HOW MUCH SUGAR HAVE YOU HAD TODAY?

spoonful-of-sugar

If you said none, have you had a soft drink? Packet juice, maybe a muffin or andazi? Then you have had sugar and it could be more than you think. See there is a lot of ‘hidden’ sugar in most pastries and processed foods even if they are not necessarily sweet. For instance tomato sauce will have atleast 1 teaspoon sugar, while a can of soda could have as much as 10 teaspoons.

World Health Organization thus recommends that adults and children reduce their daily intake of free sugars to less than 10% of their total energy intakes. That’s about-50 g (or around 12 level teaspoons) per day. Free sugars refer to monosaccharides (glucose and fructose) and disaccharides (table sugar) added to foods and beverages by the manufacturer, cook or consumer, and sugars naturally present in honey, syrups, fruit juices and fruit juice concentrates. This does not include sugar in fresh fruits and juices, vegetables and milk.

Consumption of free sugars is of great concern due to the increasing trend in non-communicable diseases. They contribute to the overall energy density of a meal and may reduce consumption of more nutritious foods. Rather they provide what we call empty calories; energy that has no other health benefit. The result: poor nutrition, excess body weight, increased risk of non-communicable diseases and dental caries.

You may argue that the toothpastes we use have fluoride, and therefore we are safe from tooth decay. But this is not entirely true. Flouride does not completely prevent tooth decay. What’s more our habits of having sugar added bites, drinks and chewing gums all though the day does not quite help in reducing exposure.

Way foward

Quit using sugar as a strategy to increase energy. Not even for the baby. Instead, add peanut butter, fruits, and dairy products; increase frequency of feeds, as well the quantity of food.

I have a colleague that carries a toothbrush and toothpaste daily. I think she brushes after every meal.
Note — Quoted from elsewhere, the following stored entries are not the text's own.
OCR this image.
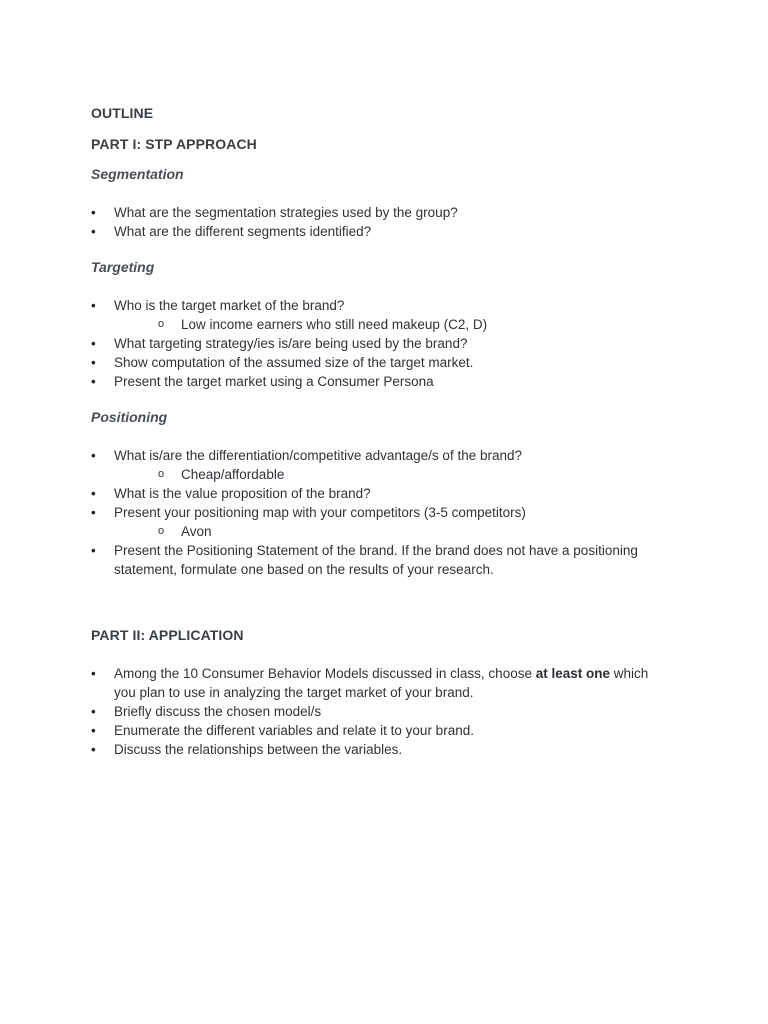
OUTLINE
PART I: STP APPROACH
Segmentation
•	What are the segmentation strategies used by the group?
•	What are the different segments identified?
Targeting
•	Who is the target market of the brand?
o Low income earners who still need makeup (C2, D)
•	What targeting strategy/ies is/are being used by the brand?
•	Show computation of the assumed size of the target market.
•	Present the target market using a Consumer Persona
Positioning
•	What is/are the differentiation/competitive advantage/s of the brand?
o Cheap/affordable
•	What is the value proposition of the brand?
•	Present your positioning map with your competitors (3-5 competitors)
o Avon
•	Present the Positioning Statement of the brand. If the brand does not have a positioning
statement, formulate one based on the results of your research.
PART II: APPLICATION
•	Among the 10 Consumer Behavior Models discussed in class, choose at least one which
you plan to use in analyzing the target market of your brand.
•	Briefly discuss the chosen model/s
•	Enumerate the different variables and relate it to your brand.
•	Discuss the relationships between the variables.
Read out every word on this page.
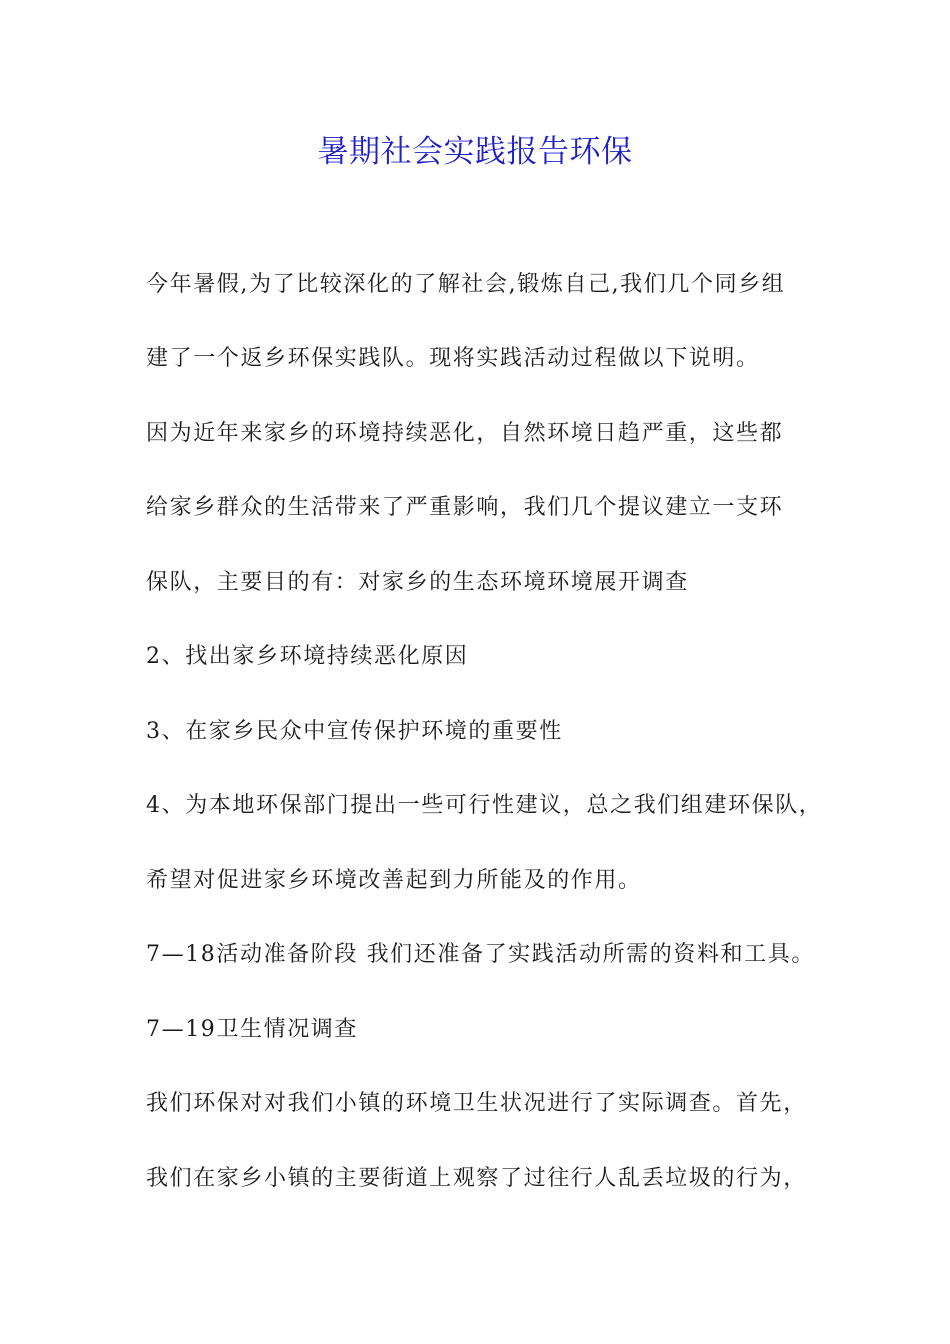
暑期社会实践报告环保
今年暑假,为了比较深化的了解社会,锻炼自己,我们几个同乡组
建了一个返乡环保实践队。现将实践活动过程做以下说明。
因为近年来家乡的环境持续恶化，自然环境日趋严重，这些都
给家乡群众的生活带来了严重影响，我们几个提议建立一支环
保队，主要目的有：对家乡的生态环境环境展开调查
2、找出家乡环境持续恶化原因
3、在家乡民众中宣传保护环境的重要性
4、为本地环保部门提出一些可行性建议，总之我们组建环保队，
希望对促进家乡环境改善起到力所能及的作用。
7—18活动准备阶段 我们还准备了实践活动所需的资料和工具。
7—19卫生情况调查
我们环保对对我们小镇的环境卫生状况进行了实际调查。首先，
我们在家乡小镇的主要街道上观察了过往行人乱丢垃圾的行为，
While it is good practice, limit the amount of sweet bites and drinks you have, including chewing gums.  Take lots of water instead.

Don’t be cheated by words like ‘diet’, or the mere fact that what you are eating is not sweet to taste. It may have less sugar than the other foods, but still have a lot more than the recommended. Worse still, it could have much more sugar than the sweet tasting alternative.

By all means, do not reward your children with sweets. Have you been asked to baby sit and the child tells you, “Mummy lets me have candy when I finish my homework’’.  We are already at 18% with obesity in preschool children. It can get worse.